Teen, mother lose challenge against United Kingdom abortion ruling
The Court of Appeal in Northern Ireland today has turned down the request of a teenage girl and her mother who wanted to travel to England for an abortion and have it paid for by the National Health Service (NHS).
The case was brought by A and her mother, referred to as B, who travelled from Northern Ireland to Manchester for A’s abortion.
The rules lead to up to 2,000 women travelling to secure an abortion each year, according to abortion rights campaigners, but those who go elsewhere in the United Kingdom have to pay around hundreds of pounds for the procedure, on top of travel and accommodation for the trip, so long as they can not have them on the NHS.
Abortions are illegal in Northern Ireland except in extreme cases when a woman’s life is deemed at risk from her pregnancy.
But he ruled that Health Secretary Jeremy Hunt’s duty to promote a comprehensive health service in England “is a duty in relation to the physical and mental health of the people of England”, and that duty did not extend “to persons who are ordinarily resident in Northern Ireland”.
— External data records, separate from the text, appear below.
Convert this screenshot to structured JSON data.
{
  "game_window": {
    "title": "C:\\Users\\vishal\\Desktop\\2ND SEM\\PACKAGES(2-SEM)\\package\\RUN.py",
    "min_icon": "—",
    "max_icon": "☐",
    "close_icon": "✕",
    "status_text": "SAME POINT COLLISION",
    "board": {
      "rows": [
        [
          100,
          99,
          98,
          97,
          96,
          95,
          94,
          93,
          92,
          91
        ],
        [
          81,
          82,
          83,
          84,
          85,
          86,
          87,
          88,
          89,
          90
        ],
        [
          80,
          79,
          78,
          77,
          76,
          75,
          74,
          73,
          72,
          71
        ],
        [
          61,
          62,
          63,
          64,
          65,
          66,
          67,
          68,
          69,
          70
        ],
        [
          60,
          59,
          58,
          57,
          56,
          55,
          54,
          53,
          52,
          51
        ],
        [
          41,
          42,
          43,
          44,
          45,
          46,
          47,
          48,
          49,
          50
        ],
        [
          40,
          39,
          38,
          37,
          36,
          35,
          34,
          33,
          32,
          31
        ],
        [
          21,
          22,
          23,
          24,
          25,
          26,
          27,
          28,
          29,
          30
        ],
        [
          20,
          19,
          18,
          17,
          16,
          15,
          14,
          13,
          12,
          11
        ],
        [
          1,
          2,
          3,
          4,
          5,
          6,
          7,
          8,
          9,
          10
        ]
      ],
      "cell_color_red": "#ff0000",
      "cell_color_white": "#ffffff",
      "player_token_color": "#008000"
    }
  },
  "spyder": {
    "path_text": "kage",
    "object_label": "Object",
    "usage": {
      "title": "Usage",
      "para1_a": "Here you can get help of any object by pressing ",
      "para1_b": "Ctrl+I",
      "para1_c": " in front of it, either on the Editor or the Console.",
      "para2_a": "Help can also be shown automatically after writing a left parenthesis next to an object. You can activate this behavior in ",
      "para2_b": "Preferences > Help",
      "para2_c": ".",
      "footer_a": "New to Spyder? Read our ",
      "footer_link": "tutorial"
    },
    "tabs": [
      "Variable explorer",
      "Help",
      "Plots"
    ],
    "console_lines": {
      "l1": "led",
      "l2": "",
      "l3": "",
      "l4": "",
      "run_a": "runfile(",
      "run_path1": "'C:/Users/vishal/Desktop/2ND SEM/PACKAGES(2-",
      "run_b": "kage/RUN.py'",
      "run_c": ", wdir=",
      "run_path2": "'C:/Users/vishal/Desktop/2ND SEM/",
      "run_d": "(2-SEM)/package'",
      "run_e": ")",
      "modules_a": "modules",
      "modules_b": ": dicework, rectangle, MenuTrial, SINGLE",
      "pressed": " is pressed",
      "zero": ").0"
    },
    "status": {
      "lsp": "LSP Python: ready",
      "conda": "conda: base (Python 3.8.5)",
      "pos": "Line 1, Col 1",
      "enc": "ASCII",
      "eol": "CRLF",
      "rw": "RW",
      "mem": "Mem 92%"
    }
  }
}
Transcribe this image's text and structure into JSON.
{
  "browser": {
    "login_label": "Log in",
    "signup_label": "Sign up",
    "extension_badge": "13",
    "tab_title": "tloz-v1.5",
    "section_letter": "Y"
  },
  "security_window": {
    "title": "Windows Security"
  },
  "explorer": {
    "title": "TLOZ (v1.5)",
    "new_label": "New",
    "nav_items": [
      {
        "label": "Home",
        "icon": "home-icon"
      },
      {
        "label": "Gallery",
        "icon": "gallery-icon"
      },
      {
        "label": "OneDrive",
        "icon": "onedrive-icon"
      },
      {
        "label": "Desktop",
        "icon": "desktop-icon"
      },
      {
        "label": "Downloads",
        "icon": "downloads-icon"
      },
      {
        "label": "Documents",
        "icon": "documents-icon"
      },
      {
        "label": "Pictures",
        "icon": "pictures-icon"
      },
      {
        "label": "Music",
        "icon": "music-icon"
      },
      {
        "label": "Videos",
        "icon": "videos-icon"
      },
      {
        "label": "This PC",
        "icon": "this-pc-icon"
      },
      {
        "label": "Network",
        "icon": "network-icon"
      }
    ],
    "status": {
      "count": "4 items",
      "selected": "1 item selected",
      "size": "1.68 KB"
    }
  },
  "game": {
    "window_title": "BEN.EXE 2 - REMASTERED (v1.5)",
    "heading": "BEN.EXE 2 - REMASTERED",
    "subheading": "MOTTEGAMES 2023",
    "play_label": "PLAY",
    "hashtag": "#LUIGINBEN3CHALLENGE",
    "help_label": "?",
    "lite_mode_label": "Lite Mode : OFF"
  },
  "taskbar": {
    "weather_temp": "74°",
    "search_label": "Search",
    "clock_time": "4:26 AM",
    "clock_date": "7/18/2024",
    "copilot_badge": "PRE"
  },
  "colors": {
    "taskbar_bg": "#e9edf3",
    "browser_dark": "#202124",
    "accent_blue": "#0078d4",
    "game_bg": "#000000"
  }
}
Three judges on Wednesday upheld a previous High Court decision ruling that the teenager wasn’t entitled to a state-funded abortion in England.
Following the judgment, the women’s lawyer, Angela Jackman from the law firm Simpson Millar, said they were considering taking the case to the European Court of Human Rights in Strasbourg.
Instead, he found that there was no reason to think that this was a discrimination case since the 1967 Act does not apply in Northern Ireland. That said, the challenges to the protection of unborn life continue.
Lawful abortions were only available in rare, highly exceptional circumstances in Northern Ireland, which did not include, for example, rape, incest or foetal abnormality.
Sarah Ewart’s legal bid to overturn the abortion ban is backed by the Northern Ireland human rights commission.
The judge, in his ruling, said that devolutionary powers have to be taken into consideration.
Around 2,000 women travel to English hospitals and clinics from Northern Ireland every year to have terminations.
The mother said the knowledge they could have received an abortion for free would have “reduced the trauma and stress” for them both.